Ancestry


Pastor’s Epistle—August, A.D. 2014 A
The Story of Your Family

According to Think Like a Freak, the third book in the Freakonomics series, only 14% of U.S. adults in a recent poll could recall all Ten Commandments. 29% couldn’t name a single one. If that surprises you (or perhaps relieves you), it shouldn’t. People have a hard time remembering lists. They don’t mean much to us. But we love to remember stories.

Stories give life meaning. They motivate us, relieve depression, offer guidance, and increase learning. Each of us holds a worldview that is, in effect, our baseline story. Each of us remembers his or her life not as a random series of recollections but as a coherent tale that we can edit, re-read, and share. Recent studies have borne out the importance of having a family story; children who know the stories of their ancestors before them develop higher self-esteem and a greater sense of control over their lives.

Me, I’ve always been a story guy. You can tell by all the weird stuff in my office. Sure, there are those mounds of books that I keep accruing far faster than I can read them, in the hope beyond hope that someday—after my kids graduate? when I retire?—I’ll actually be able to get through them all. But then there are the bizarre knick-knacks, the swords and helmets and bottles and boxes and flags and replicas and various other things on my office shelves that my wife would prefer I not bring home to clutter up the house. Someone once asked the purpose of all these curios. “Everything I own tells a story,” I replied. “That, to me, has always been the greatest utility.” My old college roommate told me that might be the truest thing I’ve ever said.

Thanks to a Christmas gift subscription to Ancestry.com, I’ve recently been able to delve into my greater family history. One of my brothers has assembled a gargantuan 8,000-member family tree stretching back well over a thousand years. We’ve found farmers and explorers and lesser nobles and harsh kings and bloody conquerors. One of my tenth-great grandfathers founded New Jersey. (I’m so sorry.) George Clooney made a movie about my grandpa’s cousin. Shakespeare mentions an uncle. I’m descended from the Emperor Charlemagne, William the Conqueror, and weaselly Prince John of Robin Hood fame. We even found who looks to be the first Stout: Sigurd the Stout, a Viking conqueror of Scotland. And do you know what his father’s name was? Thorfinn Skullsplitter. That’s right. Before the family name was Stout, it was Skullsplitter.
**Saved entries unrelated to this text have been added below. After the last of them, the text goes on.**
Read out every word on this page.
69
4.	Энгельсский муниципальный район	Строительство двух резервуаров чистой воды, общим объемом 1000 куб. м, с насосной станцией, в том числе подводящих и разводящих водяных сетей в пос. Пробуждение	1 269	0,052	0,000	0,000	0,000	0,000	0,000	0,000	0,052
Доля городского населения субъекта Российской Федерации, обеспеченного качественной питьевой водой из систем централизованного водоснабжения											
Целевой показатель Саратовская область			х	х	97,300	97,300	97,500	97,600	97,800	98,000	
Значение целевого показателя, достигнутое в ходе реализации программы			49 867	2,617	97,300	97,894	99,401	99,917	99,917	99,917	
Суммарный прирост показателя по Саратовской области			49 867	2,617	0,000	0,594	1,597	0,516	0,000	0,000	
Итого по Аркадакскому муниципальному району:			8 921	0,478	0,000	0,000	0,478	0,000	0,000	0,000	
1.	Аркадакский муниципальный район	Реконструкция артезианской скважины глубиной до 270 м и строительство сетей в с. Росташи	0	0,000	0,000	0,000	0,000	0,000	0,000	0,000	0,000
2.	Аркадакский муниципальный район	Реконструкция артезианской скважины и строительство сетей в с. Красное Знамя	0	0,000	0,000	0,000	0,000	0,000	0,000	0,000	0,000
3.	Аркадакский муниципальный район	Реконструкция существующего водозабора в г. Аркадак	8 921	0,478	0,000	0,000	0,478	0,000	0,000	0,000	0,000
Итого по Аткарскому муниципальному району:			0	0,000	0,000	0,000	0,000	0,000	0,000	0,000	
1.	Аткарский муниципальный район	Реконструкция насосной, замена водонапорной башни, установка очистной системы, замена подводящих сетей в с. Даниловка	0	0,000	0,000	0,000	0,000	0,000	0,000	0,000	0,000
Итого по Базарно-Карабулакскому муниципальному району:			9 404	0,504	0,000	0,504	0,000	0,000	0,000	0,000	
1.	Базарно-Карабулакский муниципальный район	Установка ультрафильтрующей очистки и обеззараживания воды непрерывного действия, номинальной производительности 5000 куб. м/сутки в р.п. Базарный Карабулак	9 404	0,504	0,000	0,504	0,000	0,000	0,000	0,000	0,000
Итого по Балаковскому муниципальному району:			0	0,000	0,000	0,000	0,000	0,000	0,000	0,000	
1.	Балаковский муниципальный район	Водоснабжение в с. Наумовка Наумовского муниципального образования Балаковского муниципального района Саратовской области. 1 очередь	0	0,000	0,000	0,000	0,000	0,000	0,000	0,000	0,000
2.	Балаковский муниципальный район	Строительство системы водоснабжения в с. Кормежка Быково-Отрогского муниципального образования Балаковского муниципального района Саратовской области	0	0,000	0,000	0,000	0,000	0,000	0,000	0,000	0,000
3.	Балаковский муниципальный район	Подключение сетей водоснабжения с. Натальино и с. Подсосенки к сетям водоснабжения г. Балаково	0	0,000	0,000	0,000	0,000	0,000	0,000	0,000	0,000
Does this change who I am, to know that my Mother’s people fought George Washington as mercenaries, or that my Nth-great-grandfather was the king who executed Braveheart? I suppose it does. I have a greater story now, one that makes history and family and the world itself more exciting, more vivid, because I know how deeply entwined we all are within it. And I have such astounding tales to tell my son and daughters about their ancestors of old! History isn’t just stories anymore. It’s our stories.

That’s what the Bible is, too. It’s not just a series of tales about unrelated people from times long since passed. The Bible is the story of our people—all of our peoples. When we were adopted into the Body of Christ, we were adopted into the people of God. Abraham is our ancestor now. So are Moses and Samson and David and the Maccabees and Peter and Paul and the saints. The Bible is not a compilation of lists to learn about religion. The Bible is the love story between God and His people—between God and your family. Every story in it is your story, just as it was your parents’ story, and just as it shall be your children’s story. It’s not about facts and dates for rote memorization. That’s not the point. It’s about sharing all that God has done, is doing, and always will do for you. The promises He gives are for you, the salvation He offers is for you, and the love revealed therein is for you. Yes, you, specifically.

The Bible is the story of your family, of God our Father and of our brothers and sisters in Christ. Pick it up. Read it together. Claim it as your own. Wonder at what God has done for you and yours. And then pass the story on, as it has been passed on for thousands of years, from parent to child and family to family, all for the greater glory of God.

It truly is the Greatest Story Ever Told. And it’s all yours.